A decline in participation
Is your club struggling to attract or retain players or participants? If so, this is likely to be a by-product of other underlying pressures at the club. A strong club culture, welcoming atmosphere, affordable registration or membership fees, as well as access to quality facilities is key to maintaining participation levels, all of which can be overlooked when volunteers are bogged down with the week-to-week and mounting work load.
Change is required to address any of those areas. Implementing steps to improve culture or facilities can help your club tackle many of the issues that lead to a decline in participation. Good culture, behaviours and atmosphere must be driven by leadership and is often a direct correlation to club values.
Facilities are really a major focus until it’s too late. Most major projects can take 5-7 years from concept to completion, so if your facilities and infrastructure is falling behind now, imagine what it might be like in 2030.
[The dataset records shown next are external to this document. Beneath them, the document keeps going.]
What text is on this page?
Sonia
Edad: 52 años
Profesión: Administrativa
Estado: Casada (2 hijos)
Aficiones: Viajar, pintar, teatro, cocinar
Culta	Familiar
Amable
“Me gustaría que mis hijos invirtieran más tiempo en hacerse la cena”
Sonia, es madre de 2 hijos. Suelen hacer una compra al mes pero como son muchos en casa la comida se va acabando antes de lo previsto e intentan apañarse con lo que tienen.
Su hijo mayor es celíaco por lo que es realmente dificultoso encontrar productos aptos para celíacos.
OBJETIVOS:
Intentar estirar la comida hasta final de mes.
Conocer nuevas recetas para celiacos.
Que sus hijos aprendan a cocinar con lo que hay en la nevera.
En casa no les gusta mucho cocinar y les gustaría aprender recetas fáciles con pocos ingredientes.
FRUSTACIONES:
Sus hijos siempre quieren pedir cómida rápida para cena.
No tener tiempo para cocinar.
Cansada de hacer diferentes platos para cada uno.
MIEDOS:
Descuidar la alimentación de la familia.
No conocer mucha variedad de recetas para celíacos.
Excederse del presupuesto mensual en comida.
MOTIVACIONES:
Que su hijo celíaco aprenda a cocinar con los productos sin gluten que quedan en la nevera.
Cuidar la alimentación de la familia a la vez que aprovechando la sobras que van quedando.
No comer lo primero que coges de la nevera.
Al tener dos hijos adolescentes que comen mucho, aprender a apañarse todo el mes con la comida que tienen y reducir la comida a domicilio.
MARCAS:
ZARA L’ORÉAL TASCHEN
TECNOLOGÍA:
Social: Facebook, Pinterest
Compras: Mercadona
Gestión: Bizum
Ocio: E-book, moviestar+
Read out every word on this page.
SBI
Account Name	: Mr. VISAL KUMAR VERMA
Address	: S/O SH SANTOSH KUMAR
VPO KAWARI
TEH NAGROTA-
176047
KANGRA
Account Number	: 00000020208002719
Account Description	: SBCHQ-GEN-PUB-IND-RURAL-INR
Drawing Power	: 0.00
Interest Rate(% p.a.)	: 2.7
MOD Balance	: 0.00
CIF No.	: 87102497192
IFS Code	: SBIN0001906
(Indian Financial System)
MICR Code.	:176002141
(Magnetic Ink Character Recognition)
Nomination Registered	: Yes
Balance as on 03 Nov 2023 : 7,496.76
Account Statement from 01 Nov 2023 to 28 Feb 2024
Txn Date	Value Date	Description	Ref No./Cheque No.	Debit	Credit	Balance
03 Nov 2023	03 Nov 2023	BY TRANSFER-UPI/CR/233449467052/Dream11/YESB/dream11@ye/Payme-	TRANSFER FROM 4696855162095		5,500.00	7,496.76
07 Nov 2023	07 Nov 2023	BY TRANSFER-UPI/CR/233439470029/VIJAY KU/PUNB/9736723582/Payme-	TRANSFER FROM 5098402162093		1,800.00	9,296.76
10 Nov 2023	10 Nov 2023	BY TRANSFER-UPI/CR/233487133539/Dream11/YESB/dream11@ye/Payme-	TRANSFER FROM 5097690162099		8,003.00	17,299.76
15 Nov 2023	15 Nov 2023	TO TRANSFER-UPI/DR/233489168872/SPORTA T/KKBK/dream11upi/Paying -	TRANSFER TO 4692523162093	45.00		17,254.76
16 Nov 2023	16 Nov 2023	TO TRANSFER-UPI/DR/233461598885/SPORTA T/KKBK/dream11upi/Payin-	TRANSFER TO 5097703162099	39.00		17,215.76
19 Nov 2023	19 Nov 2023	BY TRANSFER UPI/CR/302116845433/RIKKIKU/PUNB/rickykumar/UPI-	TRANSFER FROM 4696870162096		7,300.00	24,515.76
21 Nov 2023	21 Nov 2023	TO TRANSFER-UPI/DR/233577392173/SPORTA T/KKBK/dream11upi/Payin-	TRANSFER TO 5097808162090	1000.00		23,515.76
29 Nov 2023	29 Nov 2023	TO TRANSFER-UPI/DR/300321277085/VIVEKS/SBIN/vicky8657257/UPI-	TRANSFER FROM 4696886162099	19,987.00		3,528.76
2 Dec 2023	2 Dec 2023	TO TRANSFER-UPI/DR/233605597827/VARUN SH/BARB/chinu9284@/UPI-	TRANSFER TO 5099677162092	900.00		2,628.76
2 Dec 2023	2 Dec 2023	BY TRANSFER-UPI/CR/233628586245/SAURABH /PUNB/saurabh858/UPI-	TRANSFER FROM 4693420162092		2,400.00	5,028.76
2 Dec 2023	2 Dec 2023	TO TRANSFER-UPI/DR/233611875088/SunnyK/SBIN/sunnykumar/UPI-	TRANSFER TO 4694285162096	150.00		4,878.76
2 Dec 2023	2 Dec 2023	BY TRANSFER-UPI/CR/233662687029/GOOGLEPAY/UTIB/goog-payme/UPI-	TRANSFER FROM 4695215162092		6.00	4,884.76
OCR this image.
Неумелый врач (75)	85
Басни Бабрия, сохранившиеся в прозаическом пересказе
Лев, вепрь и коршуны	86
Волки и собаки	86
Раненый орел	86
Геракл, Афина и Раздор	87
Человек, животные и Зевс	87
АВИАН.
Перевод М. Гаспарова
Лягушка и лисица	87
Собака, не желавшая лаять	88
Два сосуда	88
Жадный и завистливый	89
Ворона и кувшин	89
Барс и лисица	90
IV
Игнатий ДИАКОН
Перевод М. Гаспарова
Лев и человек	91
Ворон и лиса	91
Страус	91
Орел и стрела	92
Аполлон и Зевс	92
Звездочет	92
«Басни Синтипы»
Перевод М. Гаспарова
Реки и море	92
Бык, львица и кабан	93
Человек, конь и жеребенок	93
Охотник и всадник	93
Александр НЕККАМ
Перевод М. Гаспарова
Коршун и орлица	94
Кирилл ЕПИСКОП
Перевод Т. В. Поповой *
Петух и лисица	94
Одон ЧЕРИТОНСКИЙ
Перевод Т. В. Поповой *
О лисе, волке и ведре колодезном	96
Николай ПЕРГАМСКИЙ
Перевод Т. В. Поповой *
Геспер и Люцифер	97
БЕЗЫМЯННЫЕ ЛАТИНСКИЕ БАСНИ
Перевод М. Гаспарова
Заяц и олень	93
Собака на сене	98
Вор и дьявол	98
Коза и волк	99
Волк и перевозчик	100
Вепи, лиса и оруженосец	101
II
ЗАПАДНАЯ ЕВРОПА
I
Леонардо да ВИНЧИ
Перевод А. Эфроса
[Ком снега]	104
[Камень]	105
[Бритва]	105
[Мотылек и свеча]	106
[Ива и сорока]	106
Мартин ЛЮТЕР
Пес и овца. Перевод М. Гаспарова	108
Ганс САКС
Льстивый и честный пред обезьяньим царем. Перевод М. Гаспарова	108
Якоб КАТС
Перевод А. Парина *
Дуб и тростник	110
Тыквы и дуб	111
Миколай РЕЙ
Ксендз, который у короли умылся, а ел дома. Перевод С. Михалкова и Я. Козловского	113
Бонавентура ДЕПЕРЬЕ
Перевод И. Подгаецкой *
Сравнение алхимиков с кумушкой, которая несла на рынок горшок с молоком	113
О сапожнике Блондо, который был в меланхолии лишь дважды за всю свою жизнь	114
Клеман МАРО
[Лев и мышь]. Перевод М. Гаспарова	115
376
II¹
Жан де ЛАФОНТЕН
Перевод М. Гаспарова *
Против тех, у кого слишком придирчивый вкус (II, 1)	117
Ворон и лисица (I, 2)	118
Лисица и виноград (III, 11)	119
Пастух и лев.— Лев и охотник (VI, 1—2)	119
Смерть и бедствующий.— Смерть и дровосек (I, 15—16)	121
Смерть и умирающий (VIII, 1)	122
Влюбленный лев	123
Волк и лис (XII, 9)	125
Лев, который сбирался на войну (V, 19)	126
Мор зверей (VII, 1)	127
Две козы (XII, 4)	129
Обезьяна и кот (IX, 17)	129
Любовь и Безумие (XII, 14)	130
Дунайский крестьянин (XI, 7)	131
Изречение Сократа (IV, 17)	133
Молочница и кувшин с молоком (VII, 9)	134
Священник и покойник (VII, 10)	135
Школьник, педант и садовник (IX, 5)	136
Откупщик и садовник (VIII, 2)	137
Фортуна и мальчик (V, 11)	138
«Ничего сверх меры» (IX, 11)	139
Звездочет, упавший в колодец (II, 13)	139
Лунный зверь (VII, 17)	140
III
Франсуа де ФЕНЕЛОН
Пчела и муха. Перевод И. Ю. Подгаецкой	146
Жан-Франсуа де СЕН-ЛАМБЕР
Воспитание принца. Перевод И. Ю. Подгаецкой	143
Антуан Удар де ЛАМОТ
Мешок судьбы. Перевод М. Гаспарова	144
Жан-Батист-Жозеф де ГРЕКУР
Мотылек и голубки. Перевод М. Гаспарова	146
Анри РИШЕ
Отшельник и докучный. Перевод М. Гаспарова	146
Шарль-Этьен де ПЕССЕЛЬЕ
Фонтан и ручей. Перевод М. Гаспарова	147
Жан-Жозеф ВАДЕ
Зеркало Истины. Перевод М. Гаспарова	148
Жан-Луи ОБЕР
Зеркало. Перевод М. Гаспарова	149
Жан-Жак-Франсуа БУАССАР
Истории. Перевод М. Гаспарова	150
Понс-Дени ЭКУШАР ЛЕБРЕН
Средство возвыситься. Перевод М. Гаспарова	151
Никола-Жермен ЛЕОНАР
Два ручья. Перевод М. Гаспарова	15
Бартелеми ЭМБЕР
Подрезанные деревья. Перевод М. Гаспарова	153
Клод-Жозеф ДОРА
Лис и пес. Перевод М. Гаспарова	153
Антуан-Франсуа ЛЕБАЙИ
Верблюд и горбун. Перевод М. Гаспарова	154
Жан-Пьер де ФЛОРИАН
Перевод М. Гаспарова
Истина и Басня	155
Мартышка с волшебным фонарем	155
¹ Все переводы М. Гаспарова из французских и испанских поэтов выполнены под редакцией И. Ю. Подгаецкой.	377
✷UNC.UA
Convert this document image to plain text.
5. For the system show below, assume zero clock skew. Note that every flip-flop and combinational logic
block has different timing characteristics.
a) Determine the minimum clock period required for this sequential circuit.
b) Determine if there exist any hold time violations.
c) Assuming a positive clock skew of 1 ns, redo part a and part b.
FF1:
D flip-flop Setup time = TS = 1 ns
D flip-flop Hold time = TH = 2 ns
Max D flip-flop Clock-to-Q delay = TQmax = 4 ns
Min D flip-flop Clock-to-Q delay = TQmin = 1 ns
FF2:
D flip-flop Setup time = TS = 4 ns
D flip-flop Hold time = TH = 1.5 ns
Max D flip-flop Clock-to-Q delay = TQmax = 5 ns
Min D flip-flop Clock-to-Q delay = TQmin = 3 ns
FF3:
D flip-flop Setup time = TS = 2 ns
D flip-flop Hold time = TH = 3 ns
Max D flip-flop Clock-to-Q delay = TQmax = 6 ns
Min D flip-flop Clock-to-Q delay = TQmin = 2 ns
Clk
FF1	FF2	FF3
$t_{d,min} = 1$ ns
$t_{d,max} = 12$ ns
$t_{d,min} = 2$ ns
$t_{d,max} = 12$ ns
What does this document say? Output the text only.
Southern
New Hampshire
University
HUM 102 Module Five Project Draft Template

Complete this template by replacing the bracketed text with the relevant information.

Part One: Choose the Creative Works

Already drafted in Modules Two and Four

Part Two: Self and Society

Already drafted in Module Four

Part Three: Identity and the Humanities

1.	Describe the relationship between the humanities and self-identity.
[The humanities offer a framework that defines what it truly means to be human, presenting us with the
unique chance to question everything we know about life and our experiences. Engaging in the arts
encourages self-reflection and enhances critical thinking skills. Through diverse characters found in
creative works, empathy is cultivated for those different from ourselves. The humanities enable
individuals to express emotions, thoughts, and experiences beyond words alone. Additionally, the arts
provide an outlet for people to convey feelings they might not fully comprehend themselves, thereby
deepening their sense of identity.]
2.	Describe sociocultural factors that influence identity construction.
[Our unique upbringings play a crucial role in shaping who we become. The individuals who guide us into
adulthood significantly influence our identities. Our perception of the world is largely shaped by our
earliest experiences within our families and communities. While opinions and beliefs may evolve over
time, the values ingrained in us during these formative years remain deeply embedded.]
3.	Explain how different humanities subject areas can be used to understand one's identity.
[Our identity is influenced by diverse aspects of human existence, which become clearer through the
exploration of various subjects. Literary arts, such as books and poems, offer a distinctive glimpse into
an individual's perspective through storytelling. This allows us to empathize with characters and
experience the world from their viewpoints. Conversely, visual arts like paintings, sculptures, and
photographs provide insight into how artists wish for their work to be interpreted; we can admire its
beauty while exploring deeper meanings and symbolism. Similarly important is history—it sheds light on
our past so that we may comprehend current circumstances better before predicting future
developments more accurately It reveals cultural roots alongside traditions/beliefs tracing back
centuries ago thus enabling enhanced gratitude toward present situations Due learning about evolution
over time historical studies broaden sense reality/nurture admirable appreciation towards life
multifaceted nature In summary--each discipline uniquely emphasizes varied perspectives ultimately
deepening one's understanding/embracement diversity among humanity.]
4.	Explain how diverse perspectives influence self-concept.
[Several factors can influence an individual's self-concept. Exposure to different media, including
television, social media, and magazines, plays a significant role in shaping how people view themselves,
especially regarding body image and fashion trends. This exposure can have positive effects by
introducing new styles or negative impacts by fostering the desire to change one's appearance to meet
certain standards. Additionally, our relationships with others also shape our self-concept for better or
Financial issues and growing debt
Financial issues and mounting debt is often due to poor financial controls, reporting and a lack of revenue. The treasurer’s role is a thankless one, and one that does require a certain skill set or adequate training. With minimal training and no financial background, coupled with no budget or appropriate controls, the role gets even harder.
Then the snowball starts rolling.
Old-fashioned, hard work fundraisers don’t quite achieve the target. The club can’t afford a bill to the council or association, and the knee-jerk reaction is to pass the costs onto participants with fee increases.
Every club should have a budget in place, and followed. Additional financial controls should be implemented, particularly if financial pressure is being felt. Make the changes needed to keep your organisation viable.